Monday, February 9, 2015

The Girl On The Train: Do We Finally Have the "Next Gone Girl"?

(A quick note: In the next few weeks, you'll see a flurry of posts on this poor, neglected book blog. Rather than doing a two or three posts with a bunch of mini-reviews, which feels more like busy work than thoughtful writing, I think it be more fun to do a bunch of mini-posts over the next few weeks. I hope you enjoy!) 

(Oh, one more thing — as of today, links to books on the blog will be to RoscoeBooks's website — my place of part-time employment. If you're considering buying the book, I'd consider it a solid — and should we ever meet in person, buy you a beer — if you buy the book there. Cheers!)

I don't know what's more surprising, that publishers and reviewers are still, 2.5 years after its publication, using the "next Gone Girl" tag to describe books, or that in the case of British writer Paula Hawkins's The Girl On The Train, it's actually a pretty decent description. Hawkins won't be confused with Gillian Flynn in terms of her writerly chops (I think Flynn is in a class by herself in this regard), but Hawkins's twisty, turny thriller is certainly the best "next Gone Girl" yet.
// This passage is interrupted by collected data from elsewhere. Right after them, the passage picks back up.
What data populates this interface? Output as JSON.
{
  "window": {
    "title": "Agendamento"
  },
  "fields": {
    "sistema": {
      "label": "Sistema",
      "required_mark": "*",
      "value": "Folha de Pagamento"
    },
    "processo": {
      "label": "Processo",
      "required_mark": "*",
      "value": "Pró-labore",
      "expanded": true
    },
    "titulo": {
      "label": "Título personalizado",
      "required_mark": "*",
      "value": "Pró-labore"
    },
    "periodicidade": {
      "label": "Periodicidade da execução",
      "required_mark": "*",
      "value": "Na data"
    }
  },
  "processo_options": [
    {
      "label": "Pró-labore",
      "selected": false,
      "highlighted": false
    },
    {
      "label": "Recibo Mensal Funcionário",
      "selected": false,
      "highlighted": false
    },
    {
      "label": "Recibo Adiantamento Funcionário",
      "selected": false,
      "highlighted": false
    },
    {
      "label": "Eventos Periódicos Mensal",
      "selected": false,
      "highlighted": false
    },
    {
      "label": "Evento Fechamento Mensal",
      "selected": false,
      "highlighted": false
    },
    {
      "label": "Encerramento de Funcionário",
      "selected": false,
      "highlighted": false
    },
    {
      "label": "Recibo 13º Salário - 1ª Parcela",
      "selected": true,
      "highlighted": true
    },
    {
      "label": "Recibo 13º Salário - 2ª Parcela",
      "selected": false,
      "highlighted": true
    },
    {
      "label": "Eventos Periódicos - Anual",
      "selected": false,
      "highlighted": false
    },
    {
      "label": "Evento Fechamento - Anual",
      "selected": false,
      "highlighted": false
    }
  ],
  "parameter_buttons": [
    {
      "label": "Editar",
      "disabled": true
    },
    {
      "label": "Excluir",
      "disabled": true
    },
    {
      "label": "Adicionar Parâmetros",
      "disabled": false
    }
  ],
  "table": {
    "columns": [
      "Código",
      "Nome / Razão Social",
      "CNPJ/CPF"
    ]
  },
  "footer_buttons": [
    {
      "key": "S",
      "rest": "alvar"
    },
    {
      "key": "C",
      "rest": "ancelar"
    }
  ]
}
The girl on the train is Rachel — an early 30s divorced woman who is rather a train wreck (terrible, but you can't look away, etc.). She drinks. She lies. She lies about her drinking. And she's been fired from her public relations job but takes the train into London everyday anyway to hide the fact of her unemployment from her increasingly worried flatmate. Much of the story is told from Rachel's perspective, as she tries to come to terms with her divorce — she is still obsessed with her ex-husband who has remarried a woman with whom he was having an affair while he and Rachel were married. Rachel often drunk-dials him. And then, after a particularly drunken evening, she becomes obsessed with trying to find out what happened the night our other narrator, beautiful, troubled Meg, disappears.

There's infidelity, a murder investigation, unreliable narrators, a mysterious red-haired man, and an accused, distraught husband. And what's more, there is cruelty between characters not often seen outside the pages of a novel. These people are utterly horrible to each other! It's certainly not the kind of novel you'll want to read if you must like your characters in order to like the novel.
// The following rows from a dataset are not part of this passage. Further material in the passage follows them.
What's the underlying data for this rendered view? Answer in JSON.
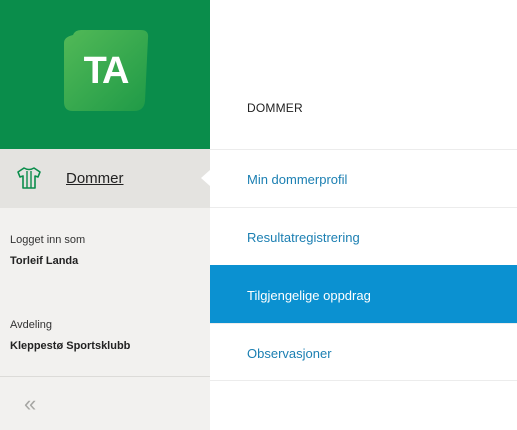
{
  "brand": {
    "logo_text": "TA",
    "color": "#0a8d4b"
  },
  "sidebar": {
    "role": {
      "icon": "jersey-icon",
      "label": "Dommer"
    },
    "logged_in_label": "Logget inn som",
    "user_name": "Torleif Landa",
    "department_label": "Avdeling",
    "department_name": "Kleppestø Sportsklubb",
    "collapse_icon": "double-chevron-left-icon",
    "collapse_glyph": "«"
  },
  "main": {
    "section_title": "DOMMER",
    "menu": [
      {
        "label": "Min dommerprofil",
        "active": false
      },
      {
        "label": "Resultatregistrering",
        "active": false
      },
      {
        "label": "Tilgjengelige oppdrag",
        "active": true
      },
      {
        "label": "Observasjoner",
        "active": false
      }
    ],
    "accent_color": "#0b91d1",
    "link_color": "#1b7fb2"
  }
}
The place where this novel diverges most from Gone Girl is its ending — both hurdle to a conclusion, but the way they wind up is very different. I'll just say I liked Gone Girl's much more.

Still, while it takes a little bit to gain momentum, this is an up-real-late-to-finish-type thriller that really makes you glad your own life is relatively stable — definitely worthy of its praise.